Hormonal Therapy

Despite adequate local treatment of breast cancer (surgery +/- radiotherapy) a proportion of patients will develop spread to other organs in the body in the future. This indicates that these cells must have spread by the time that the cancer is removed from the breast.

The likelihood that breast cancer cells may have spread, and the prognosis of an individual patient, can be predicted by the pathology results and extra or adjuvant therapy may be used to try to control these tumour cells.

Adjuvant therapies include hormone therapy, chemotherapy and targeted treatments such as herceptin.

Hormone Therapies
A number of hormone therapies are now available:

  1. TamoxifenTamoxifen has now been used for many years in breast cancer treatment.  It is effective in all ages but is most effective in tumours that are rich in oestrogen receptors (ER).  Oestrogen, one of the female hormones, stimulates the growth of breast cancer cells and tamoxifen blocks this effect. It is effective against tumour cells in any part of the body, not just the breast. As well as blocking the effect of oestrogen, it also has benefits similar to HRT (hormone replacement therapy) including reducing osteoporosis and decreasing the incidence of heart attacks.

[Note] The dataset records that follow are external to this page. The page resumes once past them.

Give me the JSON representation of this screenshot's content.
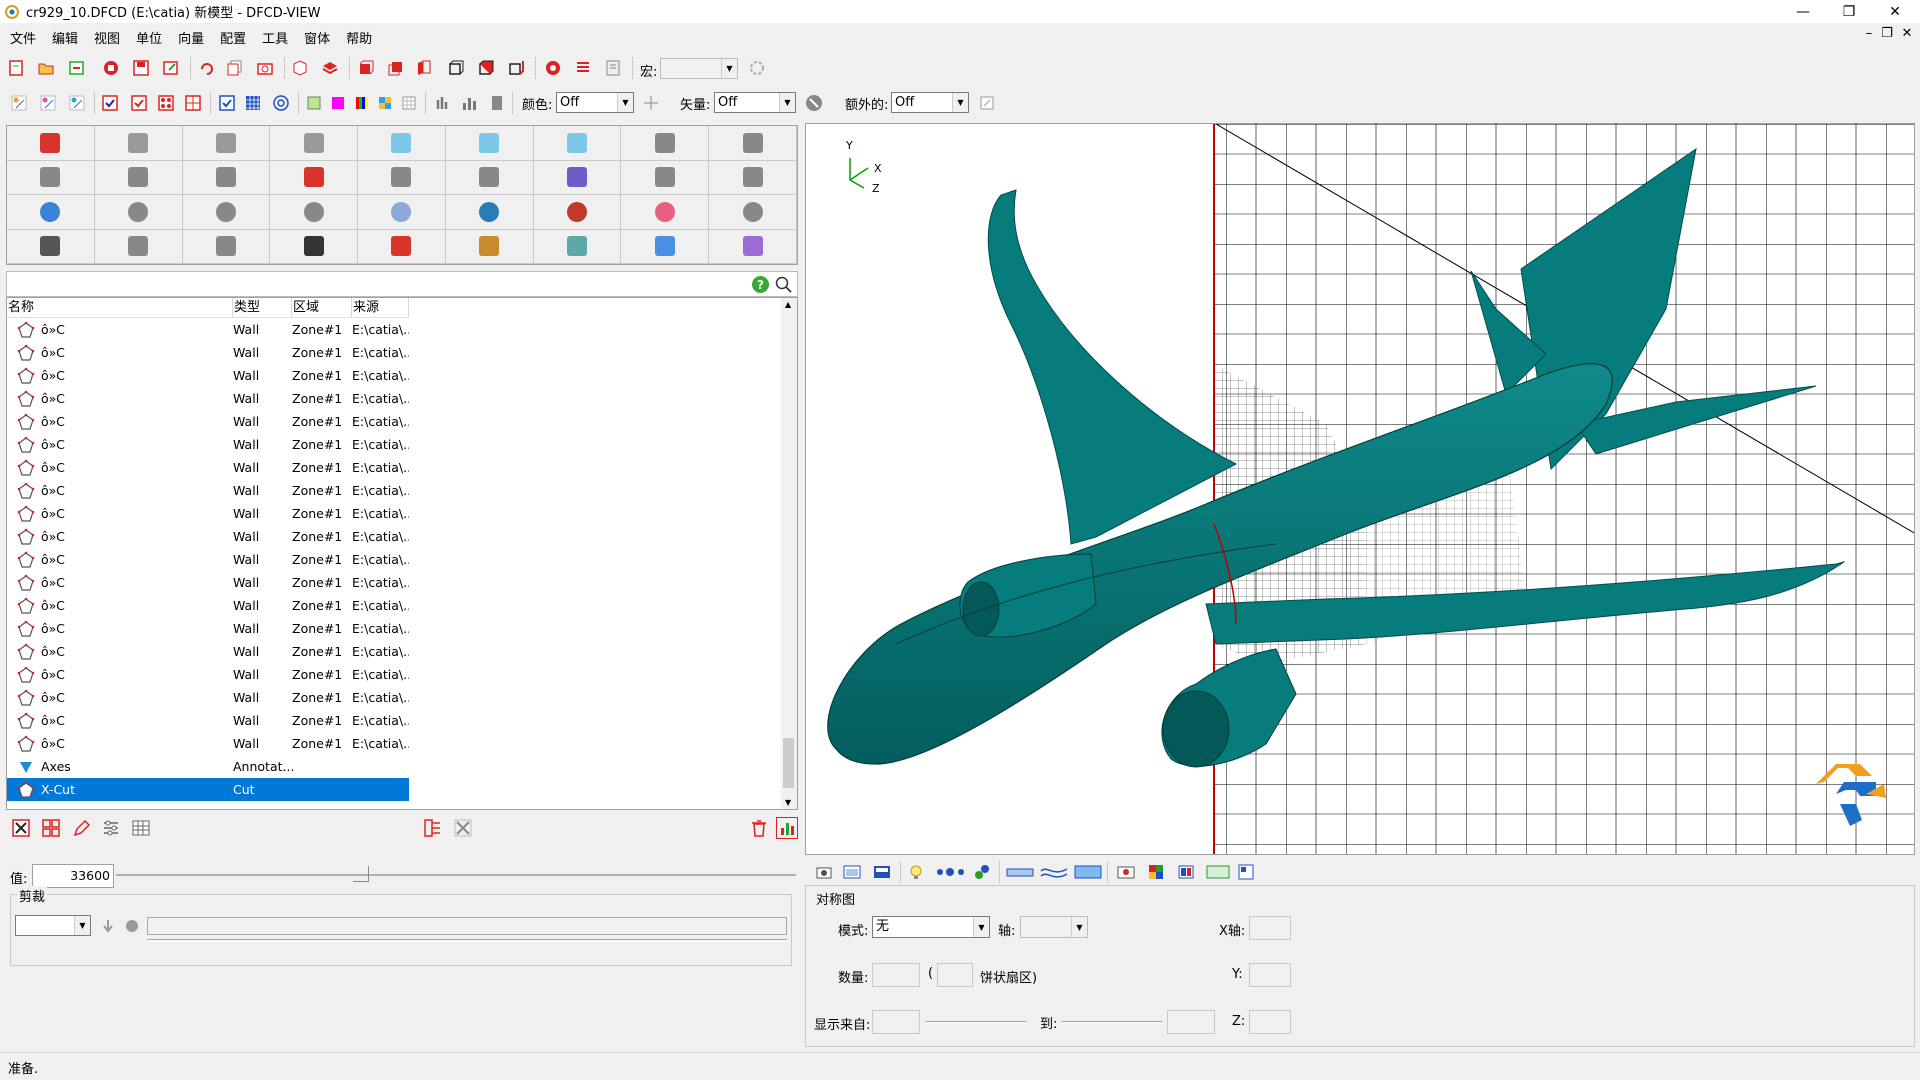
{
  "window": {
    "title": "cr929_10.DFCD (E:\\catia) 新模型 - DFCD-VIEW",
    "minimize": "—",
    "maximize": "❐",
    "close": "✕"
  },
  "menu": [
    "文件",
    "编辑",
    "视图",
    "单位",
    "向量",
    "配置",
    "工具",
    "窗体",
    "帮助"
  ],
  "mdi_controls": [
    "–",
    "❐",
    "✕"
  ],
  "toolbar1": {
    "macro_label": "宏:",
    "macro_value": ""
  },
  "toolbar2": {
    "color_label": "颜色:",
    "color_value": "Off",
    "vector_label": "矢量:",
    "vector_value": "Off",
    "extra_label": "额外的:",
    "extra_value": "Off"
  },
  "tool_grid_icons": [
    "iso-icon",
    "pillar-icon",
    "curve-icon",
    "boot-icon",
    "cube-icon",
    "cube-icon",
    "cube-icon",
    "box-icon",
    "box-icon",
    "shape-icon",
    "hexagon-icon",
    "hexagon-icon",
    "target-icon",
    "wave-icon",
    "map-icon",
    "gear-icon",
    "book-icon",
    "graph-icon",
    "globe-icon",
    "chart-icon",
    "page-icon",
    "stack-icon",
    "panel-icon",
    "palette-icon",
    "sphere-icon",
    "clipboard-icon",
    "bar-icon",
    "clock-icon",
    "cube-icon",
    "cube-icon",
    "briefcase-icon",
    "photo-icon",
    "package-icon",
    "disc-icon",
    "ruler-icon",
    "edit-icon"
  ],
  "list": {
    "columns": [
      "名称",
      "类型",
      "区域",
      "来源"
    ],
    "rows": [
      {
        "name": "ô»C",
        "type": "Wall",
        "zone": "Zone#1",
        "source": "E:\\catia\\..."
      },
      {
        "name": "ô»C",
        "type": "Wall",
        "zone": "Zone#1",
        "source": "E:\\catia\\..."
      },
      {
        "name": "ô»C",
        "type": "Wall",
        "zone": "Zone#1",
        "source": "E:\\catia\\..."
      },
      {
        "name": "ô»C",
        "type": "Wall",
        "zone": "Zone#1",
        "source": "E:\\catia\\..."
      },
      {
        "name": "ô»C",
        "type": "Wall",
        "zone": "Zone#1",
        "source": "E:\\catia\\..."
      },
      {
        "name": "ô»C",
        "type": "Wall",
        "zone": "Zone#1",
        "source": "E:\\catia\\..."
      },
      {
        "name": "ô»C",
        "type": "Wall",
        "zone": "Zone#1",
        "source": "E:\\catia\\..."
      },
      {
        "name": "ô»C",
        "type": "Wall",
        "zone": "Zone#1",
        "source": "E:\\catia\\..."
      },
      {
        "name": "ô»C",
        "type": "Wall",
        "zone": "Zone#1",
        "source": "E:\\catia\\..."
      },
      {
        "name": "ô»C",
        "type": "Wall",
        "zone": "Zone#1",
        "source": "E:\\catia\\..."
      },
      {
        "name": "ô»C",
        "type": "Wall",
        "zone": "Zone#1",
        "source": "E:\\catia\\..."
      },
      {
        "name": "ô»C",
        "type": "Wall",
        "zone": "Zone#1",
        "source": "E:\\catia\\..."
      },
      {
        "name": "ô»C",
        "type": "Wall",
        "zone": "Zone#1",
        "source": "E:\\catia\\..."
      },
      {
        "name": "ô»C",
        "type": "Wall",
        "zone": "Zone#1",
        "source": "E:\\catia\\..."
      },
      {
        "name": "ô»C",
        "type": "Wall",
        "zone": "Zone#1",
        "source": "E:\\catia\\..."
      },
      {
        "name": "ô»C",
        "type": "Wall",
        "zone": "Zone#1",
        "source": "E:\\catia\\..."
      },
      {
        "name": "ô»C",
        "type": "Wall",
        "zone": "Zone#1",
        "source": "E:\\catia\\..."
      },
      {
        "name": "ô»C",
        "type": "Wall",
        "zone": "Zone#1",
        "source": "E:\\catia\\..."
      },
      {
        "name": "ô»C",
        "type": "Wall",
        "zone": "Zone#1",
        "source": "E:\\catia\\..."
      },
      {
        "name": "Axes",
        "type": "Annotat...",
        "zone": "",
        "source": ""
      },
      {
        "name": "X-Cut",
        "type": "Cut",
        "zone": "",
        "source": "",
        "selected": true
      }
    ]
  },
  "value_row": {
    "label": "值:",
    "value": "33600",
    "slider_fraction": 0.36
  },
  "clip": {
    "label": "剪裁",
    "mode_value": ""
  },
  "viewport": {
    "axis_x": "X",
    "axis_y": "Y",
    "axis_z": "Z",
    "model_color": "#037a7a",
    "cut_plane_color": "#c00000"
  },
  "symmetry": {
    "title": "对称图",
    "mode_label": "模式:",
    "mode_value": "无",
    "axis_label": "轴:",
    "axis_value": "",
    "x_axis_label": "X轴:",
    "count_label": "数量:",
    "paren_open": "(",
    "sector_label": "饼状扇区)",
    "y_label": "Y:",
    "show_from_label": "显示来自:",
    "to_label": "到:",
    "z_label": "Z:"
  },
  "status": {
    "text": "准备."
  }
}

    Tamoxifen is taken as a single daily dose (20mg) at the same time each day.  Side effects can include mild nausea or a slight metallic taste and these may improve if taken with food or at bedtime. Tamoxifen is usually recommended for a five year period if used on its own although more recently it has been used for shorter periods (2-3 years) prior to switching to one of the aromatase inhibitors (anastrazole, letrozole, exemestane).

    Tamoxifen does have a number of possible side effects which are often most apparent in pre-menopausal patients. These may include mild indigestion, nausea, hot flushes and vaginal discharge or dryness. Periods may get lighter or stop altogether. Hair and nail growth may slow down. In very rare cases it can also cause cancer of the womb but this is very uncommon and very treatable.

    Although Tamoxifen is a hormone treatment it is not a contraceptive, even if periods stop while on treatment.
  2. Anastrazole (Arimidex), Letrozole (Femara) and Exemestane (Aromasin) are known as Aromatase Inhibitors.
    A new group of hormonal agents called aromatase inhibitors (AI’s) are now available for breast cancer treatment.  They block the conversion of male to female hormones in post-menopausal women. They do not work however in pre-menopausal women. Current AI’s include anastrazole (Arimidex), letrozole (Femara) and exemestane (Aromasin).Recent research studies have shown that these drugs are at least as effective as Tamoxifen although Tamoxifen is much cheaper.  In combination with tamoxifen their efficacy seems to be increased in certain clinical situations. Three years of Letrozole has been shown to significantly improve survival after five years of Tamoxifen in women with positive lymph nodes. 2-3 years of Exemestane has been shown to significantly increase survival after 2-3 years of Tamoxifen.In addition, the function of the ovaries can be blocked by medication (Zoladex) or surgical removal (oophorectomy).  In the past radiotherapy was sometimes used to block the ovaries but the side effects have now made this particular treatment obsolete.

All these hormone treatments decrease the chance of tumour recurrence and improve survival following breast cancer surgery. They will also significantly reduce the risk of cancer in the other breast.